In May 2009, Leibovitz (b. 1949) was honored in New York with a life-time achievement award from the International Center of Photography. Acknowledging her outstanding achievements, the 700 invited guests paid tribute to her extensive body of work. From Rolling Stone to Vanity Fair and Vogue, she has captured memorable portraits of actors, directors, writers, musicians, athletes and political and business leaders. In addition to her editorial work, she has launched many award-winning portfolios for advertising campaigns such as the Gap and American Express. An iconic figure to many, her friends and colleagues were no doubt touched by her acceptance speech in which she hinted at her financial troubles by saying, “It means so much to me, especially right now. I’m having some tough times right now.”
The tough times included the $24 million debt to the Art Capital Group, a New York-based company which lends money using art as collateral.
Her fees are rumored to be around several million a year from Conde Nast alone, plus a rumored $250,000 day-rate for advertising clients such as Louis Vuitton. However comfortable her annual earnings, her very comfortable lifestyle put her under water financially. The nanny, personal chef, personal yoga instructor, housekeeper, handyman and gardener as well as frequent trips to Paris and a penchant for buying expensive gifts for her family plus very pricey properties and frequent remodeling projects all added up to a financial agreement with Art Capital in 2008.

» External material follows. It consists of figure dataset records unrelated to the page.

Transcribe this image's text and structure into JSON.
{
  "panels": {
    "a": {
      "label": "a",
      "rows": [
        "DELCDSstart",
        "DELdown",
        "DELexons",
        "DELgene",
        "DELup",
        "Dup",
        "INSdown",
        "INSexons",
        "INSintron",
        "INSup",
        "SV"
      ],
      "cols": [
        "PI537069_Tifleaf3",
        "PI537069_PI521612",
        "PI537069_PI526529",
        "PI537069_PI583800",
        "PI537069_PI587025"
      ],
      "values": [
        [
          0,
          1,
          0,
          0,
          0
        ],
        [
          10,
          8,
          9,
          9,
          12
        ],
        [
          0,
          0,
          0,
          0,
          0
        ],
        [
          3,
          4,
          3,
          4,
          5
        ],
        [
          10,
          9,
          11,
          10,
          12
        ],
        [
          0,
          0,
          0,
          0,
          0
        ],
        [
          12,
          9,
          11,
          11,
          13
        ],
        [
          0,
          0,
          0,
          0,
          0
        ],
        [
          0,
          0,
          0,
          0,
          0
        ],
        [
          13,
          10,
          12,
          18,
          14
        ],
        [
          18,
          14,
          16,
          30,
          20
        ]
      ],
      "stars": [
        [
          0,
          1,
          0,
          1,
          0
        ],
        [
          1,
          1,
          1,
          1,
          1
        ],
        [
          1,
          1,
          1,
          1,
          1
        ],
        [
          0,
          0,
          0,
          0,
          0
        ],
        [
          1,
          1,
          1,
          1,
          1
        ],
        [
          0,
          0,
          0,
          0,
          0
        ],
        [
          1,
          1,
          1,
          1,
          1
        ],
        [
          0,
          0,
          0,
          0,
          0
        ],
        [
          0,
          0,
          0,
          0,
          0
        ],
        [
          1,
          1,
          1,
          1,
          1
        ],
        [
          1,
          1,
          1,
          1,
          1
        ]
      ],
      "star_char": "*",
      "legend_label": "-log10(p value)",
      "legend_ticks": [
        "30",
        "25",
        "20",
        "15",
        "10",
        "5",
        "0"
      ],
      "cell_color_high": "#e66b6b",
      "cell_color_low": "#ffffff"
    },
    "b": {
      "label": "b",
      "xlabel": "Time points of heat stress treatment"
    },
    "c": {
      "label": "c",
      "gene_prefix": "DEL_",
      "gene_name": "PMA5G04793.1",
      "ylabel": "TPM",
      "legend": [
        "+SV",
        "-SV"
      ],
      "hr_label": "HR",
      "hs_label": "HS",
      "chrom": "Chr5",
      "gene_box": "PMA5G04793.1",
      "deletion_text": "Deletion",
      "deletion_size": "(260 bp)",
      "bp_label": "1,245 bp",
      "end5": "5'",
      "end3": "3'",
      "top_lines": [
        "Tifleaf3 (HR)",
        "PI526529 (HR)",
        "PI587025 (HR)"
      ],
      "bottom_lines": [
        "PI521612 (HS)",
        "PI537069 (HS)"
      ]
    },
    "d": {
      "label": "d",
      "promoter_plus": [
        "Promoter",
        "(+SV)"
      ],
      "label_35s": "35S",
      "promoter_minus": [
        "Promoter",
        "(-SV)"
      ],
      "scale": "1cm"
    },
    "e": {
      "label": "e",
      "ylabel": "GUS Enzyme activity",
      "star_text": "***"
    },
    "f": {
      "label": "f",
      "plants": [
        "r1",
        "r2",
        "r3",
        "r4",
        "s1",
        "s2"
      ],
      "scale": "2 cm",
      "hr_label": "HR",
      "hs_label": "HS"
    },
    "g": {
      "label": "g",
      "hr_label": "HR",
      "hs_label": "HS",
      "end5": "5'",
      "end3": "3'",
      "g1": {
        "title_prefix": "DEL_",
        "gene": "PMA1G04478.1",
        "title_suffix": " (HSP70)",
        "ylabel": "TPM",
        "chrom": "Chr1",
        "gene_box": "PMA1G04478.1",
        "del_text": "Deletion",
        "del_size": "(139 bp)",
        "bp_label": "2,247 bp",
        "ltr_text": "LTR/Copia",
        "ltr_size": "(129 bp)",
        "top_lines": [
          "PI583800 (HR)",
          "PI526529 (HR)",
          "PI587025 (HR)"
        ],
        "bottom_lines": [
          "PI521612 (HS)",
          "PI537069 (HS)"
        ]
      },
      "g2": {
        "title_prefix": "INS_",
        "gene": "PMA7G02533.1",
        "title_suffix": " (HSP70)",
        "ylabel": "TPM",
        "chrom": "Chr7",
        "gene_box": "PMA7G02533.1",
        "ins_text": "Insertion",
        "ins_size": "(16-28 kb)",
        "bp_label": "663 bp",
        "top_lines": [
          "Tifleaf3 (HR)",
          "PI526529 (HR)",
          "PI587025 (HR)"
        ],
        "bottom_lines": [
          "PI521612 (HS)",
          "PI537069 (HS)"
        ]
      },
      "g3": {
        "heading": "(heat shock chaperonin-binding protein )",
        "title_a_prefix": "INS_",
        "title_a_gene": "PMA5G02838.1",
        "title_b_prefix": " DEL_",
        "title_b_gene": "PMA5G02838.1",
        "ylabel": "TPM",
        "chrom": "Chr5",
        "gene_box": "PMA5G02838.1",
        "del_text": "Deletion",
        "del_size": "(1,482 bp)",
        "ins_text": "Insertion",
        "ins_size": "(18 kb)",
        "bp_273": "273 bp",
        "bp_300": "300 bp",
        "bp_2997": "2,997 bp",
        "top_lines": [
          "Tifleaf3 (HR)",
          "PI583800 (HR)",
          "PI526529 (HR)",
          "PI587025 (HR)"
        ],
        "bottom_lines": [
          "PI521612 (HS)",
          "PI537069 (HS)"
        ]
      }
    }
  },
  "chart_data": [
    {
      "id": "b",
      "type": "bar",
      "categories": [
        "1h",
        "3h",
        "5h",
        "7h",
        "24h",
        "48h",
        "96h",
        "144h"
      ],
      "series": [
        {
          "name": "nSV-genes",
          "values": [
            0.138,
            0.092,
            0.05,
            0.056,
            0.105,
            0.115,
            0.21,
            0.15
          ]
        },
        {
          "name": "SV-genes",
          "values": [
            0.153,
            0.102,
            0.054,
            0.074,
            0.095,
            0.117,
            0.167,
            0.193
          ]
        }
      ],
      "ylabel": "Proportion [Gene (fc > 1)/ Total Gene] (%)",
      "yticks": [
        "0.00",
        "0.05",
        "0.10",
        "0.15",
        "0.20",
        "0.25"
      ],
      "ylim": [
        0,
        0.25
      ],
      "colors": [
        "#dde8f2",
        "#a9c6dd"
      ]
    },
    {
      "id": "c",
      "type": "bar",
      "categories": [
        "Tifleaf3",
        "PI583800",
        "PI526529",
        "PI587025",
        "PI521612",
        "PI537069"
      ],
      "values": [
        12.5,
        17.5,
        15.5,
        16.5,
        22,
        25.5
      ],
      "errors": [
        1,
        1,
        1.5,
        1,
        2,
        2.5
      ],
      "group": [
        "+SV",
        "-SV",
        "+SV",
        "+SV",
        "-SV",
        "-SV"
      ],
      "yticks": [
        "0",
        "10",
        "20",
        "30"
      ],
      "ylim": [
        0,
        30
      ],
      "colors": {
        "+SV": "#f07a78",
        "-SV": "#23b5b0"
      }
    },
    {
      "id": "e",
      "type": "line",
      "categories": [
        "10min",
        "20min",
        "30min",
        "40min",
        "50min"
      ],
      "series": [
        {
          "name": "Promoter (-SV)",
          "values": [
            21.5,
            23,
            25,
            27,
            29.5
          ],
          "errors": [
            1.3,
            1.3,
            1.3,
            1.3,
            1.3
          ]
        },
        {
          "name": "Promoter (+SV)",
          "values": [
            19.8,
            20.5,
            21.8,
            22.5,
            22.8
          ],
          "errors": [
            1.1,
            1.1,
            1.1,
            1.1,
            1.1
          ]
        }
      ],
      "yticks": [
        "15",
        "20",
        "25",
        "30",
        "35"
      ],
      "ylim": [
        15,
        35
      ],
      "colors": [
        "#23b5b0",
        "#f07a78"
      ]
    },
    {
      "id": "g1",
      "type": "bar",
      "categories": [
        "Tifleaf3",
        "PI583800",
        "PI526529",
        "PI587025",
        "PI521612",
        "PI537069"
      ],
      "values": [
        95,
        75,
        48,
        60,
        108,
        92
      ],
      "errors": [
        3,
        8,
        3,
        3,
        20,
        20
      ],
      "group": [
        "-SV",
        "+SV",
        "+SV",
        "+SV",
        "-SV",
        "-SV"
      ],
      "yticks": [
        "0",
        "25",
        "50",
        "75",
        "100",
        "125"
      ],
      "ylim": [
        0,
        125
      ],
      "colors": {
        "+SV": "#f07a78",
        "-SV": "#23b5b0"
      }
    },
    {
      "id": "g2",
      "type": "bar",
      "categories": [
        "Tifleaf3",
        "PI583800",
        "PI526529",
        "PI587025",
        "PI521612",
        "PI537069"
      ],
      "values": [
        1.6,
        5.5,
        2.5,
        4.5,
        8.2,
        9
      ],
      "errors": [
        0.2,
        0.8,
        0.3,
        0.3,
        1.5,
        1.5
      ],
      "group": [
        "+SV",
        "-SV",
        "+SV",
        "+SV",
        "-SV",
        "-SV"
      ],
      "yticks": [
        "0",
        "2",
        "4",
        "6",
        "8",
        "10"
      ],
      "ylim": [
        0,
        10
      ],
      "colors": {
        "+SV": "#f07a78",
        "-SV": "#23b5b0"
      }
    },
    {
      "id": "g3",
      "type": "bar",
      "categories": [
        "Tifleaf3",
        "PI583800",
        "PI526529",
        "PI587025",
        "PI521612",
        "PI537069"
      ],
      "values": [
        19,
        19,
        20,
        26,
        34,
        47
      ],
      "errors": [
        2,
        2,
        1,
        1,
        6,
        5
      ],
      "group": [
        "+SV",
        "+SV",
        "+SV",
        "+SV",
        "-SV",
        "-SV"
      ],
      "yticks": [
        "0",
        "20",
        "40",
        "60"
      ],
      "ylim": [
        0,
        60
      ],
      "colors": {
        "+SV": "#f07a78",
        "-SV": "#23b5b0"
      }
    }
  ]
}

In July 2009, Art Capital sued Leibovitz, citing her failure to pay back hundreds of thousands of dollars she owed the firm. In August, Goldman Sachs Group Inc. disclosed that they owned part of the $24 million loan that led to the breach of contract lawsuit.
Three days after the Sept. 8 deadline to repay the $24 million loan, a resolution to the lawsuit was announced in a joint statement. Art Capital extended the “maturity date” on the loan and Leibovitz was able to “purchase from Art Capital its rights to act as exclusive agent in the sale of her real property and copyrights.”
Leibovitz has since issued a series of high-priced limited edition print sets of her photographs. She hopes to pay off the debt by leveraging her archive with a Master Set of 157 of her photographs. Ten sets are planned, at a price tag of up to $3.5 million per set. The payback date for the entire loan is in the summer of 2010, and with monthly installments in the hundreds of thousands of dollars, Leibovitz has a busy year ahead.
Recent auction sales indicate a strong interest in Leibovitz’s work. Last November, at auction in Paris, three vintage silver prints from one lot, Portrait of Bette Midler (1978), sold for $64,495 (hammer). John Lennon and Yoko Ono (1980), printed in 1991, sold in October at Sotheby’s (New York) for $22,500 (hammer).
Leibovitz’s future looks less formidable. As the photographer herself mentioned in her speech at the ICP last spring, lifetime achievement awards suggest honoring the end of a career. “Photography is not something you retire from. Photographers live to a very old age and work until the end.” Citing Steichen and Cartier-Bresson working into their 90s and Irving Penn, 93 and still working (Penn died later in the year), 2010 could mark the beginning of the second half of her long and prosperous career.